On Sat, Mar 8, 2025 at 12:04 AM Sean Christopherson <seanjc@xxxxxxxxxx> wrote:
>
> On Thu, Mar 06, 2025, Paolo Bonzini wrote:
> I still absolutely detest carrying dedicated code
> for SEV and TDX state management. It's bad enough that figuring out WTF actually
> happens basically requires encyclopedic knowledge of massive specs.
>
> I tried to figure out a way to share code, but everything I can come up with that
> doesn't fake vCPU state makes the non-TDX code a mess. :-(

The only thing worse is requiring encyclopedic knowledge of both the
specs and KVM. :) And yeah, we do require some knowledge of parts of
KVM
that *shouldn't* matter for protected-state guests, but it shouldn't
be worse than needed.

There's different microcode/firmware for VMX/SVM/SEV-ES+/TDX, the
chance of sharing code is lower and lower as more stuff is added
there---as is the case
for SEV-ES/SNP and TDX. Which is why state management code for TDX is
anyway doing its own thing most of the time---there's no point in
sharing a little bit which is not even the hardest.

> > just so that the common code does the right thing for pkru/xcr0/xss,
>
> FWIW, it's not just to that KVM does the right thing for those values, it's a
> defense in depth mechanism so that *when*, not if, KVM screws up, the odds of the
> bug being fatal to KVM and/or the guest are reduced.

I would say the other way round is true too.

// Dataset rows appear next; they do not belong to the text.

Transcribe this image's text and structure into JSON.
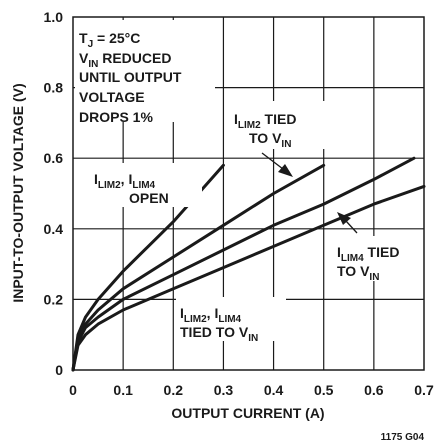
{
  "chart_data": {
    "type": "line",
    "title": "",
    "xlabel": "OUTPUT CURRENT (A)",
    "ylabel": "INPUT-TO-OUTPUT VOLTAGE (V)",
    "xlim": [
      0,
      0.7
    ],
    "ylim": [
      0,
      1.0
    ],
    "x_ticks": [
      "0",
      "0.1",
      "0.2",
      "0.3",
      "0.4",
      "0.5",
      "0.6",
      "0.7"
    ],
    "y_ticks": [
      "0",
      "0.2",
      "0.4",
      "0.6",
      "0.8",
      "1.0"
    ],
    "grid": true,
    "legend": "none",
    "series": [
      {
        "name": "ILIM2, ILIM4 OPEN",
        "x": [
          0,
          0.01,
          0.025,
          0.05,
          0.1,
          0.15,
          0.2,
          0.25,
          0.3
        ],
        "y": [
          0,
          0.1,
          0.15,
          0.2,
          0.28,
          0.35,
          0.42,
          0.5,
          0.58
        ]
      },
      {
        "name": "ILIM2 TIED TO VIN",
        "x": [
          0,
          0.01,
          0.025,
          0.05,
          0.1,
          0.2,
          0.3,
          0.4,
          0.5
        ],
        "y": [
          0,
          0.09,
          0.13,
          0.17,
          0.23,
          0.32,
          0.41,
          0.5,
          0.58
        ]
      },
      {
        "name": "ILIM4 TIED TO VIN",
        "x": [
          0,
          0.01,
          0.025,
          0.05,
          0.1,
          0.2,
          0.3,
          0.4,
          0.5,
          0.6,
          0.68
        ],
        "y": [
          0,
          0.08,
          0.12,
          0.15,
          0.2,
          0.27,
          0.34,
          0.41,
          0.47,
          0.54,
          0.6
        ]
      },
      {
        "name": "ILIM2, ILIM4 TIED TO VIN",
        "x": [
          0,
          0.01,
          0.025,
          0.05,
          0.1,
          0.2,
          0.3,
          0.4,
          0.5,
          0.6,
          0.7
        ],
        "y": [
          0,
          0.07,
          0.1,
          0.13,
          0.17,
          0.23,
          0.29,
          0.35,
          0.41,
          0.47,
          0.52
        ]
      }
    ],
    "annotations": {
      "conditions": [
        "TJ = 25°C",
        "VIN REDUCED",
        "UNTIL OUTPUT",
        "VOLTAGE",
        "DROPS 1%"
      ],
      "open_label": [
        "ILIM2, ILIM4",
        "OPEN"
      ],
      "ilim2_label": [
        "ILIM2 TIED",
        "TO VIN"
      ],
      "ilim4_label": [
        "ILIM4 TIED",
        "TO VIN"
      ],
      "both_label": [
        "ILIM2, ILIM4",
        "TIED TO VIN"
      ]
    },
    "figure_code": "1175 G04",
    "colors": {
      "line": "#1a1a1a",
      "grid": "#1a1a1a",
      "background": "#ffffff"
    }
  }
}
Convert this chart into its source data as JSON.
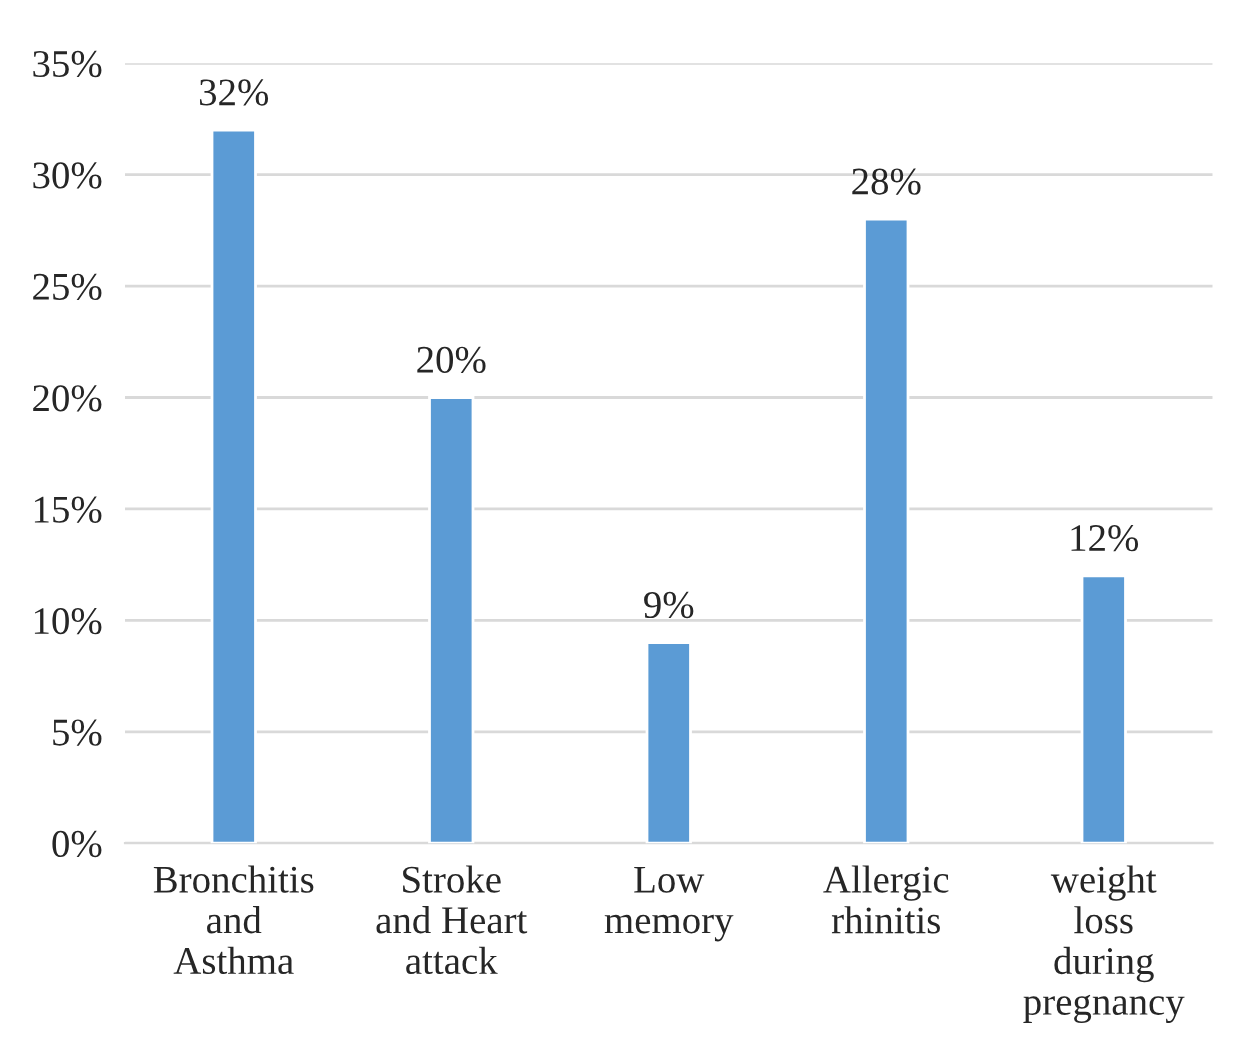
{
  "chart_data": {
    "type": "bar",
    "categories": [
      "Bronchitis\nand\nAsthma",
      "Stroke\nand Heart\nattack",
      "Low\nmemory",
      "Allergic\nrhinitis",
      "weight\nloss\nduring\npregnancy"
    ],
    "values": [
      32,
      20,
      9,
      28,
      12
    ],
    "value_labels": [
      "32%",
      "20%",
      "9%",
      "28%",
      "12%"
    ],
    "color": "#5b9bd5",
    "ylim": [
      0,
      35
    ],
    "yticks": [
      {
        "value": 0,
        "label": "0%"
      },
      {
        "value": 5,
        "label": "5%"
      },
      {
        "value": 10,
        "label": "10%"
      },
      {
        "value": 15,
        "label": "15%"
      },
      {
        "value": 20,
        "label": "20%"
      },
      {
        "value": 25,
        "label": "25%"
      },
      {
        "value": 30,
        "label": "30%"
      },
      {
        "value": 35,
        "label": "35%"
      }
    ],
    "grid": "y",
    "legend": false
  }
}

Not relying too much on
fake values in vcpu->arch can be more robust.

> Without actual sanity check and safeguards in the low level helpers, we absolutely
> are playing a game of whack-a-mole.
>
> E.g. see commit 9b42d1e8e4fe ("KVM: x86: Play nice with protected guests in
> complete_hypercall_exit()").
>
> At a glance, kvm_hv_hypercall() is still broken, because is_protmode() will return
> false incorrectly.

So the fixes are needed anyway and we're playing the game anyway. :(

> > And while the change for XSS (and possibly other MSRs) is actually correct,
> > it should be justified for both SEV-ES/SNP and TDX rather than sneaked into
> > the TDX patches.
> >
> > While there could be other flows that consume guest state, they're
> > just as bound to do the wrong thing if vcpu->arch is only guaranteed
> > to be somehow plausible (think anything that for whatever reason uses
> > cpu_role).
>
> But the MMU code is *already* broken. kvm_init_mmu() => vcpu_to_role_regs(). It
> "works" because the fubar role is never truly consumed. I'm sure there are more
> examples.

Yes, and there should be at least a WARN_ON_ONCE when it is accessed,
even if we don't completely cull the initialization of cpu_role...
Loading the XSAVE state isn't any different.

I'm okay with placing some values in cr0/cr4 or even xcr0/xss, but do
not wish to use them more than the absolute minimum necessary. And I
would rather not set more than the bare minimum needed in CR4... why
set CR4.PKE for example, if KVM anyway has no business using the guest
PKRU.

Paolo

> > There's no way the existing flows for !guest_state_protected should run _at
> > all_ when the register state is not there. If they do, it's a bug and fixing
> > them is the right thing to do (it may feel like whack-a-mole but isn't)
>
> Eh, it's still whack-a-mole, there just happen to be a finite number of moles :-)